I want to export/download the whole database from an online neo4j 4.1.3 Enterprise. I would like to stream the data into my client application for processing. Therefore, I tried to use apoc.export.csv.all. I tested it in the browser, streaming only 5 small batches:
CALL apoc.export.csv.all(null, {stream: true, batchSize: 100})
YIELD data
RETURN data LIMIT 5
For small databases, this succeeds, for my large database (~200M nodes, ~250M relationships) the query fails with Failed to invoke procedure 'apoc.export.csv.all': Caused by: java.lang.RuntimeException: Error polling, timeout of 100 seconds reached.
Am I on the right track, here, or should I do it differently?
EDIT:
I started by just streaming query results (e.g. MATCH (n) RETURN n) into my client application. But this seems to consume memory increasingly: After 500k nodes I get:
Neo4j.Driver.ClientException: The allocation of an extra 1.9 MiB would use more than the limit 1.0 GiB. Currently using 1022.9 MiB. dbms.memory.transaction.max_size threshold reached
at Neo4j.Driver.Internal.MessageHandling.ResponsePipelineError.EnsureThrownIf(Func`2 predicate)
at Neo4j.Driver.Internal.MessageHandling.ResponsePipelineError.EnsureThrown()
at Neo4j.Driver.Internal.Result.ResultCursorBuilder.NextRecordAsync()
at Neo4j.Driver.Internal.Result.ResultCursor.FetchAsync()
It seems that each returned node consumes roughly 2kb of data server-side. Is this to be expected?

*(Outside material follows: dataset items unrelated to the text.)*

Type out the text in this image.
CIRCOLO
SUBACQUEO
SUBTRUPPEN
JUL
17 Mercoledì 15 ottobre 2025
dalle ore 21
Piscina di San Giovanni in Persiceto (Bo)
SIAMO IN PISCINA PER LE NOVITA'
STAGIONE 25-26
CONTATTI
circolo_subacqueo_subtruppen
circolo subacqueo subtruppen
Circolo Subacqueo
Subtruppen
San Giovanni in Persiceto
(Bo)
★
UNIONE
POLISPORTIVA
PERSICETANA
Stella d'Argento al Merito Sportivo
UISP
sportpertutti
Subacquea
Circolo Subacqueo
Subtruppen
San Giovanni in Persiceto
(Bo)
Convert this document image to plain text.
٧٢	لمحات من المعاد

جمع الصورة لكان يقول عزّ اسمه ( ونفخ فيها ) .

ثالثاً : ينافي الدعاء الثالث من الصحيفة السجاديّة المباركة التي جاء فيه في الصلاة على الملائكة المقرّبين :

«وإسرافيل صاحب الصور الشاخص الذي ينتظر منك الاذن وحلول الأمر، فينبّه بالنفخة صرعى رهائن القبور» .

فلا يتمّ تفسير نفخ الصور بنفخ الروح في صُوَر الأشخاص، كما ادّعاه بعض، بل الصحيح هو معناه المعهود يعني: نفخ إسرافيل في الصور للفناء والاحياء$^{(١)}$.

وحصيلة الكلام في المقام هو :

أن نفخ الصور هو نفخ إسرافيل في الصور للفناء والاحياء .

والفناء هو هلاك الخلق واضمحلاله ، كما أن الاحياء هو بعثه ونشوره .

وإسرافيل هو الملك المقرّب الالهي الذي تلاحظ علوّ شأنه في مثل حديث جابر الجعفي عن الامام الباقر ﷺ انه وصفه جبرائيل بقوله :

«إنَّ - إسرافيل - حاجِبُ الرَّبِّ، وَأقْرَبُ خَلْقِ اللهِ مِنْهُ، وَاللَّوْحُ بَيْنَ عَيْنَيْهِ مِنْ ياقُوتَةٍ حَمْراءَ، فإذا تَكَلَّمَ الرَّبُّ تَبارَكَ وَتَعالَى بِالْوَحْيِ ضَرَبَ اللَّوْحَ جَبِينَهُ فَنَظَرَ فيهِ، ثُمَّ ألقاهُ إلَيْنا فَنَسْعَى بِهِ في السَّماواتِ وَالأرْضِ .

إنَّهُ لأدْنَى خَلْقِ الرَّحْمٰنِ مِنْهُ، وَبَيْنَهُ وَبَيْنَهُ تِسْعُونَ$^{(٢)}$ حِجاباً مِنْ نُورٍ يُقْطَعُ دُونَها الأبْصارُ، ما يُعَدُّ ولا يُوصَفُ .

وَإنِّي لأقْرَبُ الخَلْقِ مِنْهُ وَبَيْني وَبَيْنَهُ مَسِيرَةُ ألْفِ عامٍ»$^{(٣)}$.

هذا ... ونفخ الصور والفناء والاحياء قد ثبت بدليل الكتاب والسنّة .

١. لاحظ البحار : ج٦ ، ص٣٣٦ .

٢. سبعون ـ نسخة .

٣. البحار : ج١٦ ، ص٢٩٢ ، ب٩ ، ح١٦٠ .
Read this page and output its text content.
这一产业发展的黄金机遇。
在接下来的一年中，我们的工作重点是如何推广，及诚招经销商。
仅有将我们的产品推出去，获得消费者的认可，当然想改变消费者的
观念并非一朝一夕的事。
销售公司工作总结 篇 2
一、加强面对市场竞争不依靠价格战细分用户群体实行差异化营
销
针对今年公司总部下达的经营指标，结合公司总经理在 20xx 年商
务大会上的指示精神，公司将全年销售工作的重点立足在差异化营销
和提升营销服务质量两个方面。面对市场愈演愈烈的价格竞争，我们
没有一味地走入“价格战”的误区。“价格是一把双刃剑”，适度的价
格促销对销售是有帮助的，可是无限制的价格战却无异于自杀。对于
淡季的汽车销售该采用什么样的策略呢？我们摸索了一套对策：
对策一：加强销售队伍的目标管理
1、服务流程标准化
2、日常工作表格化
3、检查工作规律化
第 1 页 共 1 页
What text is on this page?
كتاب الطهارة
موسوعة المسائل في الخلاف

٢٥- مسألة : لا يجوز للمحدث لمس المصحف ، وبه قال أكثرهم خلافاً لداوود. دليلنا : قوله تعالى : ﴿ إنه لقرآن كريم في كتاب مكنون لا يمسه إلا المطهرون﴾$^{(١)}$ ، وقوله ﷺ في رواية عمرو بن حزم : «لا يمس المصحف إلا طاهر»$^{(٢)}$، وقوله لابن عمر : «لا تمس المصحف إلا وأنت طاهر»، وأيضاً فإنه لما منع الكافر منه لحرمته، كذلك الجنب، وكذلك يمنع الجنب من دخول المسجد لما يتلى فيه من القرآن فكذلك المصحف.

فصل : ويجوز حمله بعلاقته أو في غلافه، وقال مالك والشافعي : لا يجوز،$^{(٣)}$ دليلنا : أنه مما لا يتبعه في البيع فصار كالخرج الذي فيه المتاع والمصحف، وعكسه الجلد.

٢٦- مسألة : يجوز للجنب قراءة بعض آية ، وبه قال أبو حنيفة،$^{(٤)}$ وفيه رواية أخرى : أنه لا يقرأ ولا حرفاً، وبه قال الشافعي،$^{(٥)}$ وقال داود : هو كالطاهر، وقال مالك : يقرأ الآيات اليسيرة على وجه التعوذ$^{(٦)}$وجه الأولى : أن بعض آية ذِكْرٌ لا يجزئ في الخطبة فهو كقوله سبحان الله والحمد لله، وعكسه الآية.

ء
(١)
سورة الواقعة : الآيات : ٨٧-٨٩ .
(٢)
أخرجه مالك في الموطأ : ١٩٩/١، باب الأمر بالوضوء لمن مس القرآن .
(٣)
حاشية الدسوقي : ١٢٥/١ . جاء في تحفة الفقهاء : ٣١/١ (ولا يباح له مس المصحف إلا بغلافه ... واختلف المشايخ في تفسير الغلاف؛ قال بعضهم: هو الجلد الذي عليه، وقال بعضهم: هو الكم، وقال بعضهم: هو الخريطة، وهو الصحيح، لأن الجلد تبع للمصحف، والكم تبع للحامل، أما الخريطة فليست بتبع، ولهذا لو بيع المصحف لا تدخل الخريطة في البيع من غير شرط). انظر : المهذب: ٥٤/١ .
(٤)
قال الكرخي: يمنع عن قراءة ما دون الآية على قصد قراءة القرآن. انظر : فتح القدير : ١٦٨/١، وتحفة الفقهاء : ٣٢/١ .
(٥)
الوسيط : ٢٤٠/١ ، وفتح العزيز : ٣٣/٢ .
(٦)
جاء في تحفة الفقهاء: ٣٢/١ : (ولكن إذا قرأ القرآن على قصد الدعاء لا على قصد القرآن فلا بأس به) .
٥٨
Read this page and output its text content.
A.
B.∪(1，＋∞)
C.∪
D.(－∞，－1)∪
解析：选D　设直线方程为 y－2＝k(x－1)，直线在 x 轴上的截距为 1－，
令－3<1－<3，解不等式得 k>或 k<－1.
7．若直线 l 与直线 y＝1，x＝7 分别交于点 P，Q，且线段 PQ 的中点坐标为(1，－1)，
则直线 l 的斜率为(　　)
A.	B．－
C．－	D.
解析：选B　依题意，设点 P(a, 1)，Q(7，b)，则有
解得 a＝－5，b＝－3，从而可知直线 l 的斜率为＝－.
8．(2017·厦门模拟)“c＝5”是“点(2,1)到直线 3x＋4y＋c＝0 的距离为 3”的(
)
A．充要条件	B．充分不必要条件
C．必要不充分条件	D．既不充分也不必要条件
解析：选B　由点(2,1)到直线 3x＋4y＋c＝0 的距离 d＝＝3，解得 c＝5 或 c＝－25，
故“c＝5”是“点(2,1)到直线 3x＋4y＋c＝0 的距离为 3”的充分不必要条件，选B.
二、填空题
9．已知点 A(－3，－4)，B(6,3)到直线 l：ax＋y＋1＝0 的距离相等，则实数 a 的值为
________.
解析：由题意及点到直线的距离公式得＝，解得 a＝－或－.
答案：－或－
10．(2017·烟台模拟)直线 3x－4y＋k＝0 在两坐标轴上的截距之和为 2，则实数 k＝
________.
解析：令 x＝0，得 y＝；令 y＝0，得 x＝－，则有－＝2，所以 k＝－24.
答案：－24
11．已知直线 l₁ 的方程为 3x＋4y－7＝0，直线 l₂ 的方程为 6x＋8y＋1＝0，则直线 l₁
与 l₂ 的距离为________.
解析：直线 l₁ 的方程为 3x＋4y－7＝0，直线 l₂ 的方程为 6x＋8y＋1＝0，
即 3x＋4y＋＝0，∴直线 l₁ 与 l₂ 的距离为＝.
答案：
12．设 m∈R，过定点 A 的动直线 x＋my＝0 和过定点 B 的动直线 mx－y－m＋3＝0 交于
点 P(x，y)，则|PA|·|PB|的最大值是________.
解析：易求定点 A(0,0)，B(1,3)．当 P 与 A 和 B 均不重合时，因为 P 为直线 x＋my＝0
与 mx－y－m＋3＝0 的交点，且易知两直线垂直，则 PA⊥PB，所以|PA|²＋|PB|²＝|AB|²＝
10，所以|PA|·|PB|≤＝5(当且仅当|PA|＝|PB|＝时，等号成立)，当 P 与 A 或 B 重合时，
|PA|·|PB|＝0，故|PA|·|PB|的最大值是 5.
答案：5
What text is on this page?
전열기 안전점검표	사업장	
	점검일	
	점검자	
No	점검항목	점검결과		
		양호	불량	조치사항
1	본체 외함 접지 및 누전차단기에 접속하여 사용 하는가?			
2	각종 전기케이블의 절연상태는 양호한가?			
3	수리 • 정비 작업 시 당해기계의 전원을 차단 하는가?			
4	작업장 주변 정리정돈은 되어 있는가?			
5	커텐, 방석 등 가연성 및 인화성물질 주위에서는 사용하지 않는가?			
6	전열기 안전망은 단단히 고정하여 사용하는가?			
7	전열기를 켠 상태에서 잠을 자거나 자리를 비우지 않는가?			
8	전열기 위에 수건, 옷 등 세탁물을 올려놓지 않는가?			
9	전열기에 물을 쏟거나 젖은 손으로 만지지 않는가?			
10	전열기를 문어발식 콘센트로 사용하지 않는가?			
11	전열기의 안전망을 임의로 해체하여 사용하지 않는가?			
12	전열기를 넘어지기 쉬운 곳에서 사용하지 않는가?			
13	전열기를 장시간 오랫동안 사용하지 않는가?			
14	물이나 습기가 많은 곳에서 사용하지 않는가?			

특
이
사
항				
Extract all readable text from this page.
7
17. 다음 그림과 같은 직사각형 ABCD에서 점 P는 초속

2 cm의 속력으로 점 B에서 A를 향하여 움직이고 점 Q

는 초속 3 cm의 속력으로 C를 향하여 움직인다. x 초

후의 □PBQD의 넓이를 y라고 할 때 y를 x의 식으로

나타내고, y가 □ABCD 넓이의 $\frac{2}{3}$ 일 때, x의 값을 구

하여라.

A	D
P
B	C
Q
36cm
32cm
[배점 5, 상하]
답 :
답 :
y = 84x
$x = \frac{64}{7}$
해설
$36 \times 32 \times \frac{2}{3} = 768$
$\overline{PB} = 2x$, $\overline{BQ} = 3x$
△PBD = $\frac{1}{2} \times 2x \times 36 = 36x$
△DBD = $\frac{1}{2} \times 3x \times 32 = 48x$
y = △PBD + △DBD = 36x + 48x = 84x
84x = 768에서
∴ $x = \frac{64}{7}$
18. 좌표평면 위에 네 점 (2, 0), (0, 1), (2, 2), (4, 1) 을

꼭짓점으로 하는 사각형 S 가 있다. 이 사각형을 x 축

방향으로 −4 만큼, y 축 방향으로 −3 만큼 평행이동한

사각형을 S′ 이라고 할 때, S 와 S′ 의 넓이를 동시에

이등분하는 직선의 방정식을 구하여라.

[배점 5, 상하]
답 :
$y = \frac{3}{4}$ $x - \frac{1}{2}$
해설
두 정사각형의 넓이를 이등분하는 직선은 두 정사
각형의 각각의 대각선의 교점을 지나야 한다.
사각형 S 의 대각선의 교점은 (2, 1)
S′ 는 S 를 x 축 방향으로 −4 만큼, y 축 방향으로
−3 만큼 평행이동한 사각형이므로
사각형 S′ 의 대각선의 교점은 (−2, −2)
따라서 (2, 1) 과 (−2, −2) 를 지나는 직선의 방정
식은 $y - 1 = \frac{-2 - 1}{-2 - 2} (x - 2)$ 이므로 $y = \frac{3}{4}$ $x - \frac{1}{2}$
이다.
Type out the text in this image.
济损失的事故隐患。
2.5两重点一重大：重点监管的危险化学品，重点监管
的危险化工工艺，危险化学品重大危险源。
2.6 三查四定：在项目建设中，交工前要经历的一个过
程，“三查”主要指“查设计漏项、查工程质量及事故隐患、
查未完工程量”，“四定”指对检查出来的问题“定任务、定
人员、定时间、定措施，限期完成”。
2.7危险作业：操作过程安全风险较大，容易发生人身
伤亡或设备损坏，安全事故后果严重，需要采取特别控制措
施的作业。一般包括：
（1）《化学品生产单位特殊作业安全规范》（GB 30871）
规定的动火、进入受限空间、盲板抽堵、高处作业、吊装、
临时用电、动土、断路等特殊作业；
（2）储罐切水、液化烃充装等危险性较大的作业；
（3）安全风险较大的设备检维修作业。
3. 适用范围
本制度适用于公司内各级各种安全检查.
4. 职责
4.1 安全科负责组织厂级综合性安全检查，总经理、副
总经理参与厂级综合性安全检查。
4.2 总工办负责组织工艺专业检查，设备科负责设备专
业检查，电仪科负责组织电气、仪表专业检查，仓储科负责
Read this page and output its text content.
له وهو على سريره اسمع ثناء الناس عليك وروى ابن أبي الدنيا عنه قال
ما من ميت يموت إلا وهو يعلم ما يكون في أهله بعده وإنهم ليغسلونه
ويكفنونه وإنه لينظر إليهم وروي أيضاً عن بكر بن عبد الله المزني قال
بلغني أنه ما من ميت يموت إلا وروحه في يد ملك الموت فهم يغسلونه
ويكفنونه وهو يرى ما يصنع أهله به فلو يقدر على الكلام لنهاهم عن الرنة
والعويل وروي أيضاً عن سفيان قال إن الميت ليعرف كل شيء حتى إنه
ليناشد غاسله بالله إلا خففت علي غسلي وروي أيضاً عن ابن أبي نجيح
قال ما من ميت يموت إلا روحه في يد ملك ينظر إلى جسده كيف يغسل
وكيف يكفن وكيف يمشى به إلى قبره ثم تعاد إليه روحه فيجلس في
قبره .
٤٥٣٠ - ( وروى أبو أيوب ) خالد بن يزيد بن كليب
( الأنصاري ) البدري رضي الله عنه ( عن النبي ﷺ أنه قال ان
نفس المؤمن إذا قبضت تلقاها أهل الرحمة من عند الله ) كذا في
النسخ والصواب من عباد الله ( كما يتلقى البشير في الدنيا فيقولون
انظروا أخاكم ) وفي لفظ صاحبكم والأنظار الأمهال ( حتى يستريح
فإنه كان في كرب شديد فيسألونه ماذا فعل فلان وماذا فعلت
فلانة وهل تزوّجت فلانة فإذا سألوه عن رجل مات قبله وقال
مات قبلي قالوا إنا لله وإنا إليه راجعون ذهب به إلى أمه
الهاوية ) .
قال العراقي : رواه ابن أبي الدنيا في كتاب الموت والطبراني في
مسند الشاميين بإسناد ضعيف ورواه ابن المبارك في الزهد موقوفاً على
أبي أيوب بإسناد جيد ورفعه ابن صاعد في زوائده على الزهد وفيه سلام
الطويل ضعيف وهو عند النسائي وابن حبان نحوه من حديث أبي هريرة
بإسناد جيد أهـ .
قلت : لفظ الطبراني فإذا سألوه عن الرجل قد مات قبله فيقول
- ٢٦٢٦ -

Neo4j has some limits on the total size of a transaction (which you've already seen) and there are also limits on how long a query can take before it times out. Both of these things are configurable, but if you're trying to export the entire database to CSV in one go, it might not be avoidable that you're doing a single TX that in the end is the size of the database. That's going to be tough unless you jack up your query timeout and also have more memory available than you have data on disk.
In theory, there is no need to keep all the data in memory for the transaction. It should just be an unbuffered stream to my client application. So question is, if technically the data is expected to be held in memory?
Are there other techniques for exporting all data into a standard format (like CSV or JSON)?
My current solution is to split the MATCH (n) RETURN n query into multiple queries, so that transaction memory is released at server-side.
The query looks like this: MATCH (n) WHERE (id(n) % $batchCount) = $batchIndex RETURN n. The number of batches can be determined easily. That seems to work pretty well.